‘ADALET!’

Hayatımızda ne kadar adaletli ve adil davranıyorsak, devlet yöneticileri, iktidar sahipleri ve adalet uygulayanlar da o kadar adaletli ve adiller. Kavram olarak adalet: “Yasalarla sahip olunan hakların herkes tarafından kullanılmasının sağlanması,  Hak ve hukuka uygunluk, hakkı gözetme”  Adil, olma: “Adaletle iş gören, adaletten, doğruluktan ayrılmayan, hakkı yerine getiren” olarak tanımlanıyor.
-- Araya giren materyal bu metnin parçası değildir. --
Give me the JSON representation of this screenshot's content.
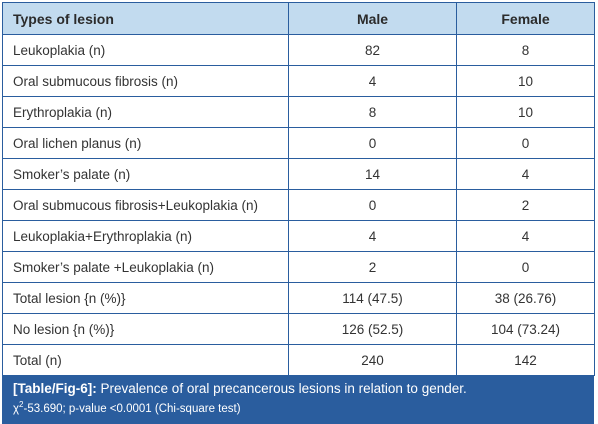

Yasalar kâğıt üzerinde kalıyor ve […]

‘ADALET!’
Emrullah Özbey
Yayınlanma

12:57 - 27 Ocak 2020

Güncelleme

14:59 - 24 Ağustos 2020

Okuma Süresi

3 dakika

Hayatımızda ne kadar adaletli ve adil davranıyorsak, devlet yöneticileri, iktidar sahipleri ve adalet uygulayanlar da o kadar adaletli ve adiller.
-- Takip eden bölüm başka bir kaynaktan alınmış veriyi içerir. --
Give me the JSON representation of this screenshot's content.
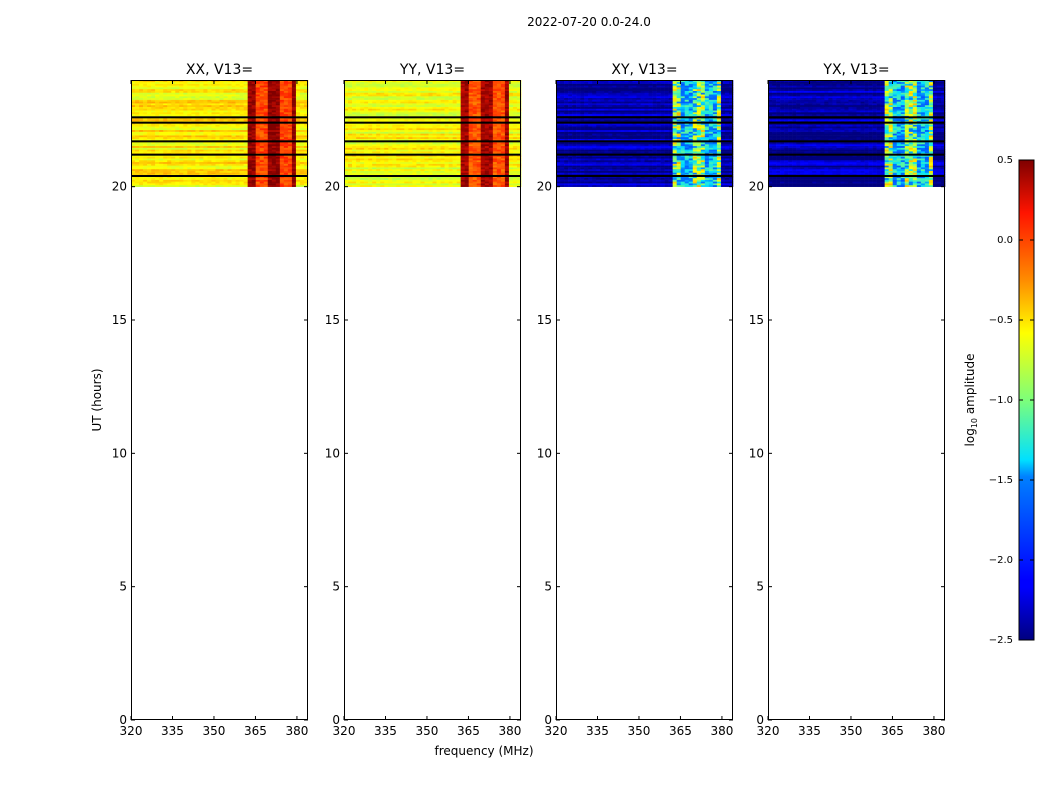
{
  "figure": {
    "suptitle": "2022-07-20 0.0-24.0",
    "xlabel": "frequency (MHz)",
    "ylabel": "UT (hours)"
  },
  "chart_data": {
    "type": "heatmap",
    "title": "2022-07-20 0.0-24.0",
    "xlabel": "frequency (MHz)",
    "ylabel": "UT (hours)",
    "xlim": [
      320,
      384
    ],
    "ylim": [
      0,
      24
    ],
    "xticks": [
      320,
      335,
      350,
      365,
      380
    ],
    "yticks": [
      0,
      5,
      10,
      15,
      20
    ],
    "data_time_range_hours": [
      20.0,
      24.0
    ],
    "flagged_time_rows_hours": [
      20.4,
      21.2,
      21.7,
      22.4,
      22.6
    ],
    "rfi_band_mhz": [
      361,
      379
    ],
    "panels": [
      {
        "title": "XX, V13=",
        "typical_log_amp": -0.55,
        "rfi_log_amp": 0.35
      },
      {
        "title": "YY, V13=",
        "typical_log_amp": -0.6,
        "rfi_log_amp": 0.3
      },
      {
        "title": "XY, V13=",
        "typical_log_amp": -2.4,
        "rfi_log_amp": -1.2
      },
      {
        "title": "YX, V13=",
        "typical_log_amp": -2.4,
        "rfi_log_amp": -1.2
      }
    ],
    "colorbar": {
      "label": "log10 amplitude",
      "label_main": "log",
      "label_sub": "10",
      "label_rest": " amplitude",
      "range": [
        -2.5,
        0.5
      ],
      "ticks": [
        "0.5",
        "0.0",
        "−0.5",
        "−1.0",
        "−1.5",
        "−2.0",
        "−2.5"
      ],
      "tick_values": [
        0.5,
        0.0,
        -0.5,
        -1.0,
        -1.5,
        -2.0,
        -2.5
      ],
      "colormap": "jet"
    }
  }
}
Kavram olarak adalet: “Yasalarla sahip olunan hakların herkes tarafından kullanılmasının sağlanması,  Hak ve hukuka uygunluk, hakkı gözetme”  Adil, olma: “Adaletle iş gören, adaletten, doğruluktan ayrılmayan, hakkı yerine getiren” olarak tanımlanıyor.
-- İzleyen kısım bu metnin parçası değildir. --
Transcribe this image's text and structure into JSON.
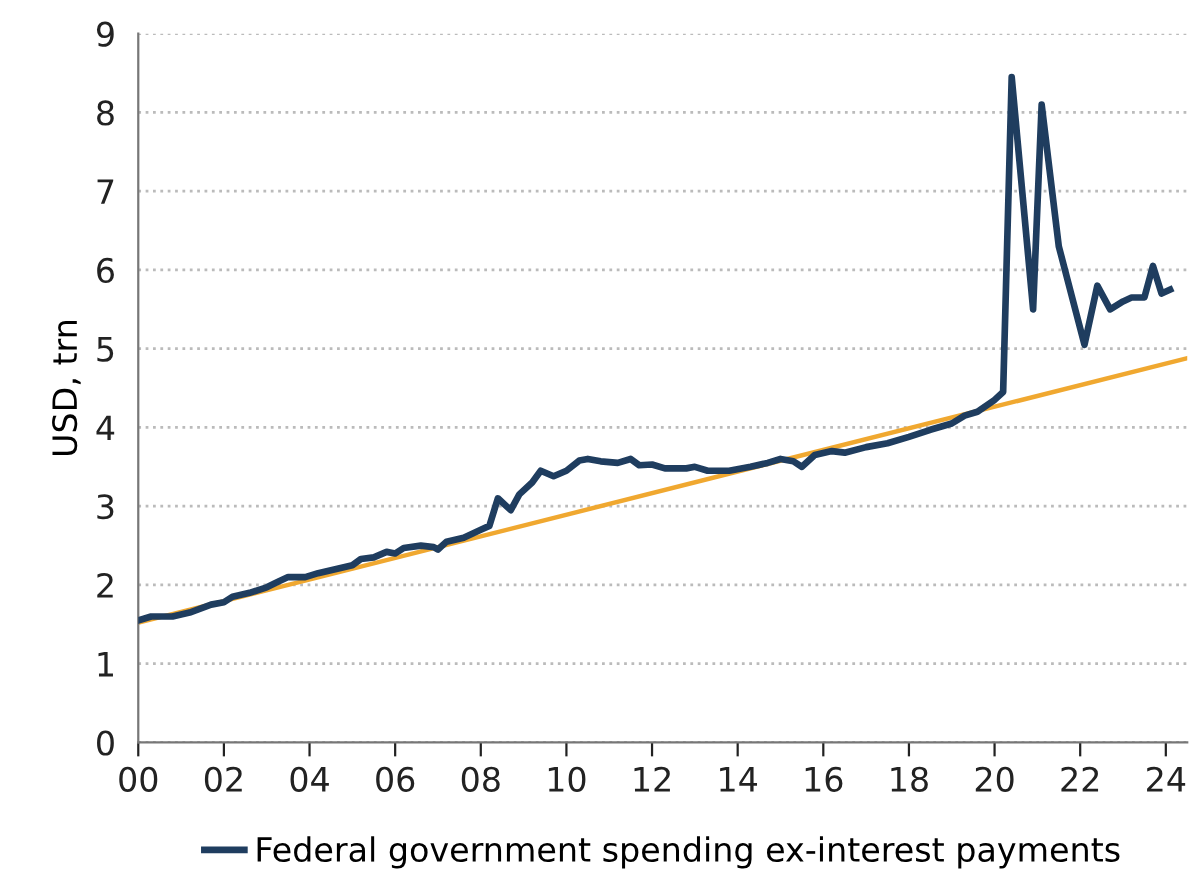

Yasalar kâğıt üzerinde kalıyor ve güçlü olanın istediği gibi işliyorsa şayet, adalet, adil olmayı beklemek, olmayacak duaya âmin demek oluyor.

Adaleti istemek kolaydır ama adil olmak çok zor. Herkes adaleti yüceltir ama adil olmayı düşünmez. Herkes kendi için adalet ister, lakin başkası için adil olmayı denemez. Adalet istediğimiz kadar, adil olmayı denersek adalet kendiliğinden gelir zaten…

Herkes adalet arıyor, adalet için feryat ediyor. Lakin kimse dönüp kendine bakmıyor. Ben gerçekten adil miyim, aleyhime de olsa gerçekten adaletsizlikten yana tavır koyar mıyım? Diye…

İnsanoğlu adil olmadığı bir yerde, toplumdan adalet bekleyemez! Toplumun adil olmadığı bir yerde devletten adalet beklemek de çok yanlış olur bence…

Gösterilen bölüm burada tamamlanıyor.